WILD BIRD SEED
Our wild bird seed selection:
Black oil
This seed is nutritious and high in oil, attracting a wide variety of birds! Cardinals, chickadees, finches, jays, nuthatches, tufted titmice, woodpeckers, and mourning doves will visit for this seed!
Hulled Sunflower hearts
Sunflower hearts are a great no-mess alternative. This seed is easy for birds to eat and provides plenty of protein during the winter months. A favorite of all our feeder birds!
Peanut Splits
Peanut splits are a great alternative to suet cakes and are a favorite of tufted titmice, blue jays, brown thrashers, cardinals, and woodpeckers. Avoid putting out large quantities at once, as peanut splits will spoil if they get wet.
Safflower
If you have a feeder that cannot be squirrel-proofed, try offering safflower seed. Songbirds find it delicious, but squirrels avoid it due to its bitter taste and tough outer shell. Grackles and starlings usually avoid safflower!
White Proso Millet
Millet is a favorite among ground-feeders like chipping sparrows, buntings, doves, and cardinals. Best used on tray or ground feeders.
Nyjer/Thistle
Nyjer seed feeds our migratory goldfinches! A special feeder is needed for this small seed, so get either a thistle sock or mesh tube.
Medium Cracked Corn
Cracked corn attracts a wide variety of ground-feeding birds, including doves, jays, sparrows, cardinals, juncos, quail, turkeys, crows, red-winged blackbirds, and woodpeckers. It’s ideal for tray or ground feeders, but watch out for squirrels and starlings, which also love it. Always keep cracked corn dry to prevent mold.

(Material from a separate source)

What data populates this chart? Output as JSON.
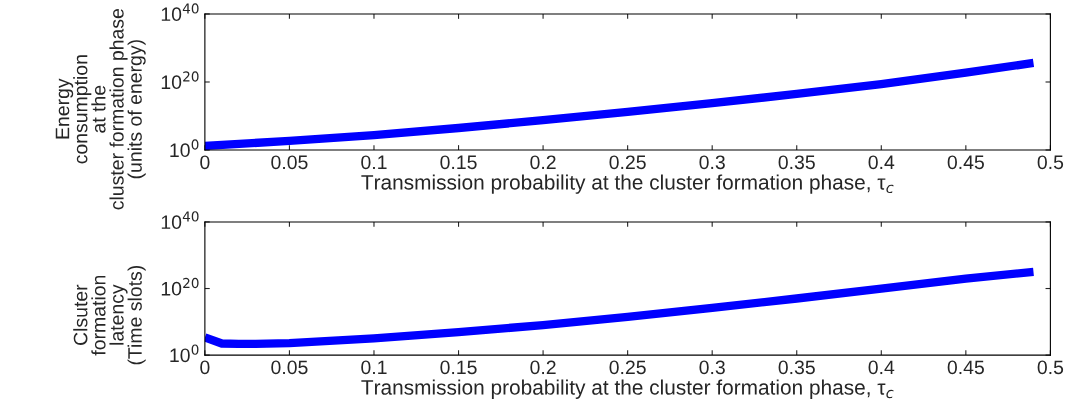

Native Nurseries custom blend
We use this blend on a large flat rock in our bird garden. It contains black oil sunflower, white proso millet, and medium cracked corn. Mourning doves and Eastern towhees especially enjoy the millet and corn. Every so often, you may also be treated to the company of an indigo bunting or brown thrasher feeding on the white millet.
Supreme blend
Native Nurseries uses this blend in our tube feeder! This mix of black oil sunflower, hulled sunflower hearts, and safflower attracts the usual chickadees, tufted titmice, and cardinals, and also draws in birds that can’t open sunflower shells, such as Carolina wrens.
Millet mix
A good blend that attracts all who eat sunflower and white proso millet. Best used on tray or ground feeders.
No Mess mix
This premium no-waste mix, perfect for attracting a wide variety of songbirds. Provide balanced, year-round nutrition with added vitamins, minerals, and electrolytes. This blend contains sunflower hearts, peanuts, raisins, cracked corn, and pumpkin seeds. Use on platform feeders or feeders with large ports to accommodate the bigger pieces of nuts and fruit.
Fruit and berry
Give songbirds and woodpeckers an extra boost of energy and electrolytes with this mix. This blend includes peanuts, safflower, black oil sunflower, sunflower hearts, dried raisins, and cranberries. Use on platform feeders or feeders with large ports to accommodate the bigger pieces of nuts and fruit.
Bugs, nuts & fruit
Dried mealworms are a protein-rich treat for your birds and provide naturally occurring organic nutrients. This blend of sunflower hearts, tree nuts, peanuts, raisins, cranberries, and dried mealworms are best served in hopper or platform feeders.
Specialties:
Live Mealworms
Mealworms attract many different birds to your purpose-built mealworm feeder, where they come looking for a special treat. Don’t be surprised if the bluebirds and wrens clean out your feeder multiple times a day!
homemade Suet cakes
There are many fancy suet cakes on the market, but none are as well-suited or as preferred as those made fresh (sometimes almost daily) here at Native Nurseries. We use the recipe of the late Betty Komarek of Birdsong Nature Center – simply melted beef fat combined with lots of coarse cornmeal. We buy our cornmeal from a local source, Bradley’s Country Store. This is a nutritious blend and highly attractive to a wide variety of birds – orioles, warblers, wrens, woodpeckers, and many others.